O caminho que Street Fighter percorreu em suas três décadas e meia de vida inevitavelmente teve diversos altos e baixos, ainda mais após tudo o que SFV durante a sua estada. Felizmente, Street Fighter 6 chegou para recolocar a franquia nos eixos, sendo um dos melhores títulos de luta lançados nos últimos anos e com certeza um dos mais completos dessa extensa saga.
Porradaria democrática
Muito se falou sobre os controles diferenciados que SF6 traria. Além da maneira usual de jogar, chamada aqui de Clássico, há o Moderno. Ele diminui a complexidade de execução de combos e ataques especiais, mas nem por isso se torna mais vantajoso que o esquema tradicional. A ideia dele é simplesmente se tornar mais convidativo para jogadores novatos, a ponto de eles pegarem familiaridade com o ritmo que os combos exigem até se tornar algo natural para, possivelmente, migrarem para o Clássico.
A ênfase na pluralidade de comandos é tanta, que até mesmo os trials de combos ganharam uma diversificação entre Moderno e Clássico. Os jogadores podem aprender como executar diversas variações para cada layout e extrair o melhor de cada um dos modelos.

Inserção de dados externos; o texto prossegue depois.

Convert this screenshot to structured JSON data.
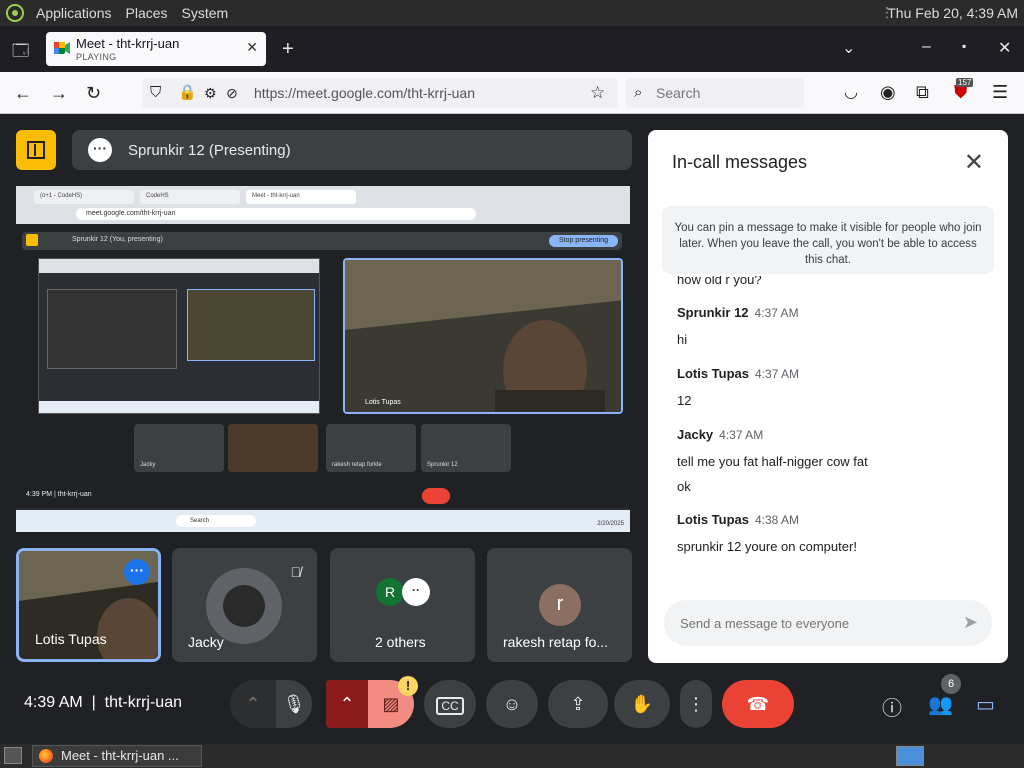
{
  "os": {
    "menu": [
      "Applications",
      "Places",
      "System"
    ],
    "clock": "Thu Feb 20, 4:39 AM"
  },
  "browser": {
    "tab_title": "Meet - tht-krrj-uan",
    "tab_status": "PLAYING",
    "url": "https://meet.google.com/tht-krrj-uan",
    "search_placeholder": "Search",
    "extension_badge": "157"
  },
  "meet": {
    "presenter_label": "Sprunkir 12 (Presenting)",
    "shared_screen": {
      "tabs": [
        "(o+1 - CodeHS)",
        "CodeHS",
        "Meet - tht-krrj-uan"
      ],
      "url": "meet.google.com/tht-krrj-uan",
      "presenting_label": "Sprunkir 12 (You, presenting)",
      "stop_label": "Stop presenting",
      "cam_label": "Lotis Tupas",
      "tiles": [
        "Jacky",
        "",
        "rakesh retap forkle",
        "Sprunkir 12"
      ],
      "time_code": "4:39 PM  |  tht-krrj-uan",
      "taskbar_search": "Search",
      "taskbar_date": "2/20/2025"
    },
    "tiles": [
      {
        "name": "Lotis Tupas"
      },
      {
        "name": "Jacky"
      },
      {
        "name": "2 others",
        "initial": "R"
      },
      {
        "name": "rakesh retap fo...",
        "initial": "r"
      }
    ]
  },
  "chat": {
    "title": "In-call messages",
    "pin_note": "You can pin a message to make it visible for people who join later. When you leave the call, you won't be able to access this chat.",
    "partial_top": "how old r you?",
    "messages": [
      {
        "author": "Sprunkir 12",
        "time": "4:37 AM",
        "lines": [
          "hi"
        ]
      },
      {
        "author": "Lotis Tupas",
        "time": "4:37 AM",
        "lines": [
          "12"
        ]
      },
      {
        "author": "Jacky",
        "time": "4:37 AM",
        "lines": [
          "tell me you fat half-nigger cow fat",
          "ok"
        ]
      },
      {
        "author": "Lotis Tupas",
        "time": "4:38 AM",
        "lines": [
          "sprunkir 12 youre on computer!"
        ]
      }
    ],
    "compose_placeholder": "Send a message to everyone"
  },
  "controls": {
    "time": "4:39 AM",
    "meeting_code": "tht-krrj-uan",
    "cam_warning": "!",
    "participants_count": "6"
  },
  "taskbar": {
    "task_label": "Meet - tht-krrj-uan ..."
  }
}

Para quem quiser ir além, o Treinamento traz do treino convencional a situações pré-estabelecidas, como aplicar punições, contra-ataques e defesas específicas contra golpes aéreos, entre outros.
Outro ponto muito bem implementado na jogabilidade foi o sistema Drive, que norteia ações como Drive Impact, Drive Parry e Drive Rush. Seu uso é simples e vinculado a uma barra abaixo do medidor de vida, mas, caso o jogador tente abusar do recurso, pagará um preço muito caro, pois esgotar essa barra pode levar ao tonteamento do seu personagem, e a uma possível derrota — e sim, falo isso por experiência.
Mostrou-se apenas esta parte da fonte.